It's the third day of 2006, and the first decade of the first century of the second millennium that matters is officially on the wane. If you're like me, you've spent the past few days trying to figure out what that means. But you're not like me, are you? You're foolish and intellectually lazy, thoughtless and shallow, and above all horny for me. That's why you come here. So allow me to do your thinking for you. You not what they say: Don't fix what still barely works, even if it is the new year.
Six years ago we threaded the needle, or that's what we were told. Y2K had lingered ominously, threatening everything from corrupting our calendar programs to collapsing the world economy.

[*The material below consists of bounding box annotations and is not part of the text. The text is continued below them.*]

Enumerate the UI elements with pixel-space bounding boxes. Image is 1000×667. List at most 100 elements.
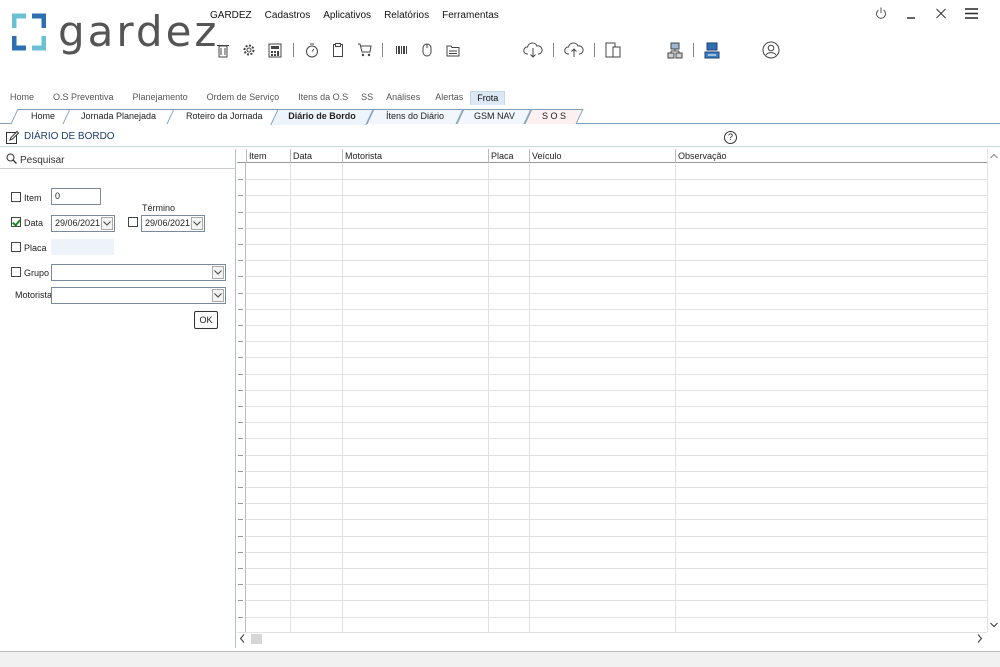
grupo-select[interactable] <box>51 264 226 281</box>
search-label: Pesquisar <box>20 154 65 166</box>
scroll-thumb[interactable] <box>251 634 262 644</box>
placa-input[interactable] <box>51 239 114 255</box>
tab-itens-do-diario[interactable]: Ítens do Diário <box>366 109 464 124</box>
trash-icon[interactable] <box>215 42 231 58</box>
item-input[interactable]: 0 <box>51 188 101 205</box>
data-label: Data <box>24 218 44 228</box>
main-menu: GARDEZ Cadastros Aplicativos Relatórios … <box>210 10 499 21</box>
toolbar-separator <box>693 43 694 57</box>
module-analises[interactable]: Análises <box>386 91 420 105</box>
clipboard-icon[interactable] <box>330 42 346 58</box>
grid-header: Item Data Motorista Placa Veículo Observ… <box>237 149 987 163</box>
column-header-observacao[interactable]: Observação <box>675 149 987 163</box>
grid-body <box>237 163 987 632</box>
chevron-down-icon[interactable] <box>101 217 113 230</box>
folder-icon[interactable] <box>445 42 461 58</box>
horizontal-scrollbar[interactable] <box>237 632 987 644</box>
ok-button[interactable]: OK <box>194 311 218 329</box>
item-checkbox[interactable] <box>11 192 21 202</box>
data-checkbox[interactable] <box>11 217 21 227</box>
tab-jornada-planejada[interactable]: Jornada Planejada <box>62 109 176 124</box>
gear-icon[interactable] <box>241 42 257 58</box>
column-header-veiculo[interactable]: Veículo <box>529 149 675 163</box>
module-planejamento[interactable]: Planejamento <box>133 91 188 105</box>
module-itens-da-os[interactable]: Itens da O.S <box>298 91 348 105</box>
column-header-motorista[interactable]: Motorista <box>342 149 488 163</box>
search-panel: Pesquisar Item 0 Data 29/06/2021 Término… <box>0 149 236 648</box>
grupo-label: Grupo <box>24 268 50 278</box>
chevron-down-icon[interactable] <box>191 217 203 230</box>
section-title: DIÁRIO DE BORDO <box>24 131 115 142</box>
chevron-left-icon[interactable] <box>239 634 245 645</box>
stopwatch-icon[interactable] <box>304 42 320 58</box>
data-grid[interactable]: Item Data Motorista Placa Veículo Observ… <box>237 149 987 632</box>
vertical-scrollbar[interactable] <box>987 149 1000 632</box>
divider <box>0 168 236 169</box>
module-os-preventiva[interactable]: O.S Preventiva <box>53 91 114 105</box>
grid-lines <box>238 163 987 632</box>
app-logo: gardez <box>11 7 220 56</box>
termino-date-picker[interactable]: 29/06/2021 <box>141 215 205 232</box>
tab-sos-label: S O S <box>541 111 566 121</box>
menu-relatorios[interactable]: Relatórios <box>384 10 429 21</box>
module-alertas[interactable]: Alertas <box>435 91 463 105</box>
edit-icon <box>6 130 20 146</box>
tab-gsm-nav[interactable]: GSM NAV <box>456 109 532 124</box>
sync-icon[interactable] <box>704 42 720 58</box>
placa-checkbox[interactable] <box>11 242 21 252</box>
termino-label: Término <box>142 203 176 213</box>
module-ordem-de-servico[interactable]: Ordem de Serviço <box>207 91 280 105</box>
termino-checkbox[interactable] <box>128 217 138 227</box>
module-ss[interactable]: SS <box>361 91 373 105</box>
data-date-value: 29/06/2021 <box>55 218 101 228</box>
menu-ferramentas[interactable]: Ferramentas <box>442 10 499 21</box>
module-frota[interactable]: Frota <box>470 91 506 105</box>
user-icon[interactable] <box>762 41 780 59</box>
grupo-checkbox[interactable] <box>11 267 21 277</box>
tab-itens-do-diario-label: Ítens do Diário <box>385 111 445 121</box>
item-label: Item <box>24 193 42 203</box>
cloud-upload-icon[interactable] <box>564 42 584 58</box>
column-header-item[interactable]: Item <box>246 149 290 163</box>
hamburger-icon[interactable] <box>964 5 978 21</box>
devices-icon[interactable] <box>605 42 621 58</box>
help-icon[interactable]: ? <box>724 131 737 144</box>
cart-icon[interactable] <box>356 42 372 58</box>
module-nav: Home O.S Preventiva Planejamento Ordem d… <box>10 91 506 105</box>
search-header[interactable]: Pesquisar <box>6 153 64 167</box>
chevron-down-icon[interactable] <box>990 620 998 630</box>
chevron-down-icon[interactable] <box>212 289 224 302</box>
menu-aplicativos[interactable]: Aplicativos <box>323 10 371 21</box>
chevron-up-icon[interactable] <box>990 151 998 161</box>
network-icon[interactable] <box>667 42 683 58</box>
module-home[interactable]: Home <box>10 91 34 105</box>
window-controls <box>874 5 978 21</box>
tab-diario-de-bordo-label: Diário de Bordo <box>288 111 356 121</box>
barcode-icon[interactable] <box>393 42 409 58</box>
search-icon <box>6 153 17 167</box>
column-header-placa[interactable]: Placa <box>488 149 529 163</box>
tab-sos[interactable]: S O S <box>524 109 584 124</box>
section-header: DIÁRIO DE BORDO ? <box>0 127 1000 147</box>
logo-mark-icon <box>11 12 47 52</box>
tab-home-label: Home <box>30 111 55 121</box>
menu-cadastros[interactable]: Cadastros <box>265 10 311 21</box>
main-toolbar <box>210 39 785 61</box>
column-header-data[interactable]: Data <box>290 149 342 163</box>
motorista-select[interactable] <box>51 287 226 304</box>
cloud-download-icon[interactable] <box>523 42 543 58</box>
data-date-picker[interactable]: 29/06/2021 <box>51 215 115 232</box>
chevron-down-icon[interactable] <box>212 266 224 279</box>
power-icon[interactable] <box>874 5 888 21</box>
placa-label: Placa <box>24 243 47 253</box>
menu-gardez[interactable]: GARDEZ <box>210 10 252 21</box>
calculator-icon[interactable] <box>267 42 283 58</box>
tab-roteiro-da-jornada[interactable]: Roteiro da Jornada <box>166 109 282 124</box>
tab-diario-de-bordo[interactable]: Diário de Bordo <box>270 109 374 125</box>
close-icon[interactable] <box>934 5 948 21</box>
row-indicator-column <box>237 163 246 632</box>
minimize-icon[interactable] <box>904 5 918 21</box>
mouse-icon[interactable] <box>419 42 435 58</box>
chevron-right-icon[interactable] <box>977 634 983 645</box>
logo-text: gardez <box>58 7 220 56</box>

Sure, it seems ridiculous in our wizened retrospective, hardened as we are by terrorism, war, oil, the impending demise of Whatevs.org, and what we now recognize is our painfully undramatic slide toward Armageddon. But fear of the new millennium was very real then, especially among the gullible. To wit: I worked with a man who liquidated his assets, and converted them to gold bars prior to the new year. What he planned to do with gold bars in the wake of the apocalypse, I'm not sure. I always thought a better choice would be gas or soup or something.

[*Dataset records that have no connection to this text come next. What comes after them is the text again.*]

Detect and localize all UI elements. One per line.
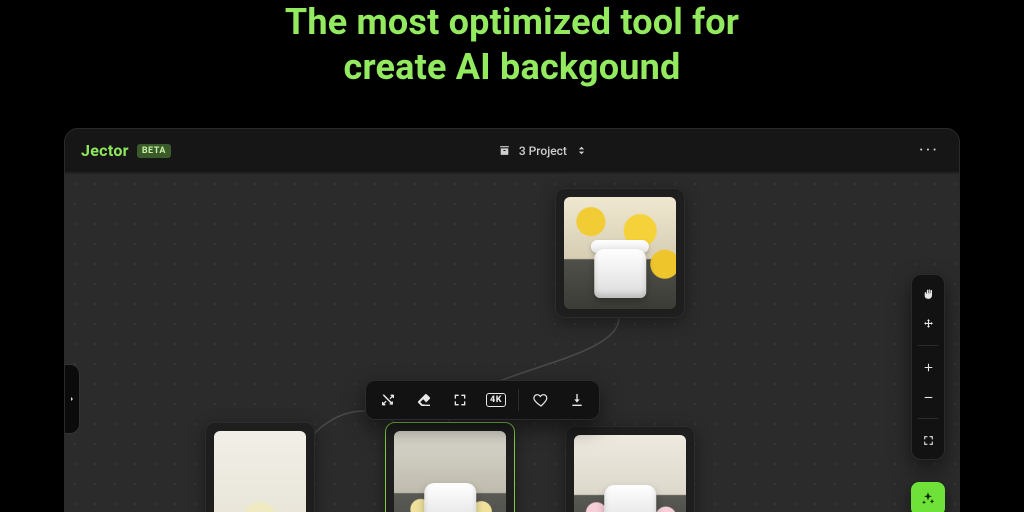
chevrons-vertical-icon (575, 144, 588, 157)
brand: Jector BETA (81, 141, 171, 160)
brand-name: Jector (81, 141, 129, 160)
download-button[interactable] (559, 385, 595, 415)
shuffle-icon (380, 392, 396, 408)
primary-action-button[interactable] (911, 482, 945, 512)
node-card[interactable] (205, 422, 315, 512)
archive-icon (498, 144, 511, 157)
zoom-out-button[interactable] (915, 384, 941, 410)
fullscreen-icon (452, 392, 468, 408)
plus-icon (922, 361, 935, 374)
thumbnail-image (214, 431, 306, 512)
zoom-in-button[interactable] (915, 354, 941, 380)
thumbnail-image (564, 197, 676, 309)
headline-line-2: create AI backgound (344, 46, 681, 88)
thumbnail-image (574, 435, 686, 512)
fourk-button[interactable]: 4K (478, 385, 514, 415)
titlebar: Jector BETA 3 Project ··· (65, 129, 959, 173)
minus-icon (922, 391, 935, 404)
chevron-right-icon (68, 392, 76, 406)
project-switcher[interactable]: 3 Project (490, 140, 596, 162)
favorite-button[interactable] (523, 385, 559, 415)
beta-badge: BETA (137, 144, 171, 158)
thumbnail-image (394, 431, 506, 512)
download-icon (569, 392, 585, 408)
canvas[interactable]: 4K (65, 173, 959, 512)
context-toolbar: 4K (365, 380, 600, 420)
shuffle-button[interactable] (370, 385, 406, 415)
maximize-icon (922, 434, 935, 447)
fit-view-button[interactable] (915, 427, 941, 453)
more-menu-button[interactable]: ··· (915, 142, 943, 160)
move-tool-button[interactable] (915, 311, 941, 337)
hand-tool-button[interactable] (915, 281, 941, 307)
hand-icon (922, 288, 935, 301)
view-tools-panel (911, 274, 945, 460)
node-card[interactable] (565, 426, 695, 512)
eraser-button[interactable] (406, 385, 442, 415)
project-label: 3 Project (519, 144, 567, 158)
sparkle-icon (920, 491, 936, 507)
left-drawer-handle[interactable] (64, 364, 80, 434)
hero-headline: The most optimized tool for create AI ba… (0, 0, 1024, 90)
side-separator (918, 418, 938, 419)
eraser-icon (416, 392, 432, 408)
move-icon (922, 318, 935, 331)
node-card[interactable] (555, 188, 685, 318)
headline-line-1: The most optimized tool for (285, 1, 739, 43)
fourk-badge: 4K (486, 393, 506, 407)
toolbar-separator (518, 389, 519, 411)
heart-icon (533, 392, 549, 408)
app-window: Jector BETA 3 Project ··· (64, 128, 960, 512)
side-separator (918, 345, 938, 346)
node-card-selected[interactable] (385, 422, 515, 512)
fullscreen-button[interactable] (442, 385, 478, 415)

In an interesting side note, years later I saw him interviewed on CNN. Apparently his kidneys had failed and he was donated a pre-owned one by another of my former coworkers.
But back to the subject at hand -- our progress, or alarming lack of it, since calendars turned to 2000. Now I realize this topic is too large to cover in a single post on which I plan to spend no more than 20 minutes. So rather than discussing the many ways in which I feel we've shit the bed thus far in the millennium, I'm going to share with you that which caused me to come to this conclusion in the first place: the Leonard Cohen song "Famous Blue Raincoat."
Steeped as we are in technology, no one has yet penned a song that approaches the brilliance of "Famous Blue Raincoat." Drowning though we are in the kind of utterly depressing turns of events that you'd think would be rocket fuel to the poets and artists of our time, blasting us all to the nether reaches of folk song awesomeness, nobody's even coming close to "Famous Blue Raincoat." Seriously. Not even close. And most days, it seems like nobody's even trying.
The White Stripes? It's a new year, so let's get honest, people.